И вдруг над этим отцом Василием нависла беда.
В его приходе, на берегу красивейшего пруда, до удивления напоминавшего левитановскую картину «У омута», стояло имение генерала Роговского. В имении этом генерал почти не бывал и вдруг приехал и — мало того — пожелал навестить свой приходский храм. И отец Василий примчался к моему бате, всклоченный и перепуганный — как быть и что делать? Отец попытался его успокоить — но тот, настроенный своей всемогущей «матушкой», решил «закатить» торжественную литургию со звоном во все колокола, с многолетием и пастырской проповедью: генерал-то какой! — придворный из царственного Петербурга, он, поди, самого Иоанна Кронштадтского слушал. Вот и приехал отец Василий к моему отцу, потому что сам он ничего путного не мог придумать, кроме вводной, и то, вероятно, где-то вычитанной фразы: «Дорогие братья во Христе! Куда мы обратим взоры в нашей юдоли?»
Отец помог, вернее, написал ему проповедь попроще, без всякой «юдоли», и велел выучить ее наизусть. А вообще советовал ему провести все без выкрутас — пусть идет служба как служба, как всегда, по-деревенски, — в этом будет своя привлекательность.
Но отец Василий со своей матушкой этих советов не послушались — вместо будничного, довольно потрепанного облачения достали пасхальное, сверкающее золотом и серебром, на скорую руку организовали хор, поставили на колокольню звонаря, чтобы встретить генерала колокольным звоном, и стали ждать. Ждут час, другой, обедню давно пора было и начать и кончить, а генерала нет — он так и не приехал.

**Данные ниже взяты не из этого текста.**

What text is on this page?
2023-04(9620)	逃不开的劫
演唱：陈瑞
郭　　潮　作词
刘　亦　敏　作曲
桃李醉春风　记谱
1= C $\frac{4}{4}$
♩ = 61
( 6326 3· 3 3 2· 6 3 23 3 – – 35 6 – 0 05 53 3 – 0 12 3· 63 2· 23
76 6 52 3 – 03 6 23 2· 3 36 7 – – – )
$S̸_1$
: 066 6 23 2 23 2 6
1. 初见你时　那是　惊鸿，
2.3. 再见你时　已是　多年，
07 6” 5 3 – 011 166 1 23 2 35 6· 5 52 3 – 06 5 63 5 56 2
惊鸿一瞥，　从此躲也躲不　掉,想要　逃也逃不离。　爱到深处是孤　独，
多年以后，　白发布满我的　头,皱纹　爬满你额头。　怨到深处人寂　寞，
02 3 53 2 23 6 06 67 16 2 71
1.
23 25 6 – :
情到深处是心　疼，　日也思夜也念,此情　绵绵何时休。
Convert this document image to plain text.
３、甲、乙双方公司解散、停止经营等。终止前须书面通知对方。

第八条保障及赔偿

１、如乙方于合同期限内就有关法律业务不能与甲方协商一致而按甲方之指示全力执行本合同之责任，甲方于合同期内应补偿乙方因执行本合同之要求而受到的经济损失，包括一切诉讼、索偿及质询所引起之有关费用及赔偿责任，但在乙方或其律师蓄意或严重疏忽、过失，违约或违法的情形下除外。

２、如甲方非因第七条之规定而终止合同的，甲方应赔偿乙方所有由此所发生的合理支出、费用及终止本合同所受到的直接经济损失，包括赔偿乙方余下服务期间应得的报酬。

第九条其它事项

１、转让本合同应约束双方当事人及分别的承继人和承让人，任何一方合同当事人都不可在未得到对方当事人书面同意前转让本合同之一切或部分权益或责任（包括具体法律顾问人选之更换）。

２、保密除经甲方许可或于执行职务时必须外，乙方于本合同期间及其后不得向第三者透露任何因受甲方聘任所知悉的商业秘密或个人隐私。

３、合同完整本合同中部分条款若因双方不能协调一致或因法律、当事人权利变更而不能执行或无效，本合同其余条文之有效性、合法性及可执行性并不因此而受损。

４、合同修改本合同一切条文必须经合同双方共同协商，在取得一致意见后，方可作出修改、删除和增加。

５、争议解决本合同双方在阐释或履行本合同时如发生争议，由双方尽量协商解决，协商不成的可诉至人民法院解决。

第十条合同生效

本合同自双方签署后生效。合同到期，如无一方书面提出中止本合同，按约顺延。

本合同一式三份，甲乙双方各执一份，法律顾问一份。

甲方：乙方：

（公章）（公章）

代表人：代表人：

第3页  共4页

Об этом конфузе отец любил рассказывать при каждом удобном случае, особенно когда встречал понимающего и созвучного ему собеседника. Одним из таких собеседников был дядя Юра, родной брат покойной мамы, и дни его приезда были всегда интересны и памятны для меня, да, пожалуй, и для всего нашего дома.
Это был прелюбопытнейший и прекраснейший по своей внутренней сущности человек. Невысокий, коренастый силач, делавший зарядку двумя двухпудовыми гирями, громогласный, подвижный, жизнерадостный, он не боялся никакого дела и никаких опасностей. Когда-то он учился в Томском, известном своими революционными традициями, университете, был исключен за политику, женился на очень сдержанной, в противоположность себе, даже суровой женщине, Анне Георгиевне, и они оба уехали в деревню учительствовать.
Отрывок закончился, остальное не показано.